Sunday, August 7, 2011

Quirky lists

One of the best ways to judge a person's character in the internet age is by reading the lists they write in online profiles. For those of you who are new to the international network ('internet', for short), this was not always so. In the nineties, getting-to-know-you question-and-answer lists circulating via electronic mail ('e-mail') on the intra-planetary lattice, or 'worldwide web', were mostly concerned with whether or not you ate the stems of broccoli. Hence their ability to convey to the reader the character of the person responding to the questions was quite limited. Because of social networking sites and web logs ('blogs'), more accurate assessments of character, such as delineating between wrong and right types of white Melburnians, are now possible. The wrong type of white Melburnian takes the act of list writing literally. To them it is just a list, not a work of art.

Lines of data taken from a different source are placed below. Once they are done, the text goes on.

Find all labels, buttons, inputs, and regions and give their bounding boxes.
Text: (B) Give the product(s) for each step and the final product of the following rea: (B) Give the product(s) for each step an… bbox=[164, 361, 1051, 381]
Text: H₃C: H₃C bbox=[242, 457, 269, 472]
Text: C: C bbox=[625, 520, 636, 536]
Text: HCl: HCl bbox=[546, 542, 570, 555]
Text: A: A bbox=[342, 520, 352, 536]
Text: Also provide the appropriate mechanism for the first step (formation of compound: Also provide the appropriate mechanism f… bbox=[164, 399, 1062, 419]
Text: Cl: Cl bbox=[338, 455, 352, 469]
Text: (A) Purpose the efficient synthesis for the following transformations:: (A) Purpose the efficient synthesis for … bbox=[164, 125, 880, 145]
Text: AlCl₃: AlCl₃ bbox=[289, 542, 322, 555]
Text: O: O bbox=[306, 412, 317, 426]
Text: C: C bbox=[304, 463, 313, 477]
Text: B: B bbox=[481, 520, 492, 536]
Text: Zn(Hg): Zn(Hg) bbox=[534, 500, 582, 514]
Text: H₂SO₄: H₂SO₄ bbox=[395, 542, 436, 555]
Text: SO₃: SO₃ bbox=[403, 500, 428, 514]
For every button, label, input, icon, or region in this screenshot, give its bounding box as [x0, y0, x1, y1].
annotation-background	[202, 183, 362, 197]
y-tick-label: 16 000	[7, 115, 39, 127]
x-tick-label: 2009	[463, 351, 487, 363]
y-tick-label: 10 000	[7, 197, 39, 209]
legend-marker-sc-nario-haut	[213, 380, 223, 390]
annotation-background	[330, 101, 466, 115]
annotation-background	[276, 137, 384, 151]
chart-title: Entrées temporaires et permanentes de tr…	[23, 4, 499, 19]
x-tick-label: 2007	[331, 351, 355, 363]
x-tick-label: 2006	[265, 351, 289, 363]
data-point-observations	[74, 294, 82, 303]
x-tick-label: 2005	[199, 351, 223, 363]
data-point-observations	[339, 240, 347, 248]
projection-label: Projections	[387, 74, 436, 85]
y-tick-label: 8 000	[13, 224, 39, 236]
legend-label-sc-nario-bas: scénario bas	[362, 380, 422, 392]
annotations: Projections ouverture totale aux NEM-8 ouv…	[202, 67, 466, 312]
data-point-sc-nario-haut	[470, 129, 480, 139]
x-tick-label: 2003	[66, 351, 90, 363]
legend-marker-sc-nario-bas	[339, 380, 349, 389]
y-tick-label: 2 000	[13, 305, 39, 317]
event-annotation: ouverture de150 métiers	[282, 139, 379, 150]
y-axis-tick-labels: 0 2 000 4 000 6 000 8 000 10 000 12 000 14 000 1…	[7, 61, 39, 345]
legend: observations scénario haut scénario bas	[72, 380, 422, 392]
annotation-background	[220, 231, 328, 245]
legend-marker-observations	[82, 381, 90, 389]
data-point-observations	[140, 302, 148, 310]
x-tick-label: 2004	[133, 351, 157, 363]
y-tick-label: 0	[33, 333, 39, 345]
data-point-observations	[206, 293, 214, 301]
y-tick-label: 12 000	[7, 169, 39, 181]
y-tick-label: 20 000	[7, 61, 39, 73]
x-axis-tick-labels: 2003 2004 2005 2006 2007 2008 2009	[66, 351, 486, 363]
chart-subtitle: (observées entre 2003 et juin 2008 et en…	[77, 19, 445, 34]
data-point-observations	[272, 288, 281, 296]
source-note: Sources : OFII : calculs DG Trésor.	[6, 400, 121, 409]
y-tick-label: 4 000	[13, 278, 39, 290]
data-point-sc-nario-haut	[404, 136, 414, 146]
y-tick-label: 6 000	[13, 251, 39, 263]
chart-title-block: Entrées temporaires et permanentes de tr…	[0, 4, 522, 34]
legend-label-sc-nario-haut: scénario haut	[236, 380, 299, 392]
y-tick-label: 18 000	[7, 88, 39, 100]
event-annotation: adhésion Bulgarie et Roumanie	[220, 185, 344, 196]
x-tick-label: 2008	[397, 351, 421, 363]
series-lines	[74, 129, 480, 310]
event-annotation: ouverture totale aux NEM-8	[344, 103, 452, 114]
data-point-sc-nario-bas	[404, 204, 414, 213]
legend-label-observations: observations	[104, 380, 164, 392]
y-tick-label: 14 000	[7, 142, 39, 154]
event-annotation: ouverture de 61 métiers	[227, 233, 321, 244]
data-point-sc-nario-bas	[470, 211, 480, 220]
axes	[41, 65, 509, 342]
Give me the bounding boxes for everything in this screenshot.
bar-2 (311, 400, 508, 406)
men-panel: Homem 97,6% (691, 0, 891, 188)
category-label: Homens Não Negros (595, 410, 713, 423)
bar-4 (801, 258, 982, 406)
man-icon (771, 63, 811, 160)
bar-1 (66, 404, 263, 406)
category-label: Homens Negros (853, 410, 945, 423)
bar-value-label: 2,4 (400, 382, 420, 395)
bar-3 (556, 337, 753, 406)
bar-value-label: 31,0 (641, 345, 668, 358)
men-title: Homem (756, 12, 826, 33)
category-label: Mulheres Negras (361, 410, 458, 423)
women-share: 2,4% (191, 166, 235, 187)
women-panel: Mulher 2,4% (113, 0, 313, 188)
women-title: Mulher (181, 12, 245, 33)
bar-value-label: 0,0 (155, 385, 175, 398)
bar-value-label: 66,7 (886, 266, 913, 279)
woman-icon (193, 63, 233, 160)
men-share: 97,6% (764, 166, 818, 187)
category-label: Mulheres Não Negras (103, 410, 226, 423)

Lists of interests displayed on the web profiles of the wrong types normally look something like this:

Hot showers
Watching movies
Going fishing with my Dad
Sleeping in
Sickies
Catching up with friends

There's nothing wrong with this list of interests except that it's just a list of interests. Therefore it could not have been written by the right type of Melbourne white person, whose list of interests look more like this:

The donuts at Footscray station
Karaoke
Making lists
Frankston savers
Breakfast burritos
Marieke Hardy
World's End Press
Palindromes
Going off on tangents
Schadenfreude
Bad puns

White Melburnians believe a list of interests should be used to reflect intellect, cleverness, self-deprecation, humour, worldliness and competence. If you are about to write your own list of interests, remember that one of the most important features to convey is cleverness, but done in a cautious way so as not to totally overwhelm the reader with how clever you are. This is best accomplished by inserting into the list something self-referential like 'awesome alliterations'. The trick of list writing is to make the whole construction of the list appear effortless but expend a great deal of effort to accomplish this - which is a central feature of white Melburnian culture.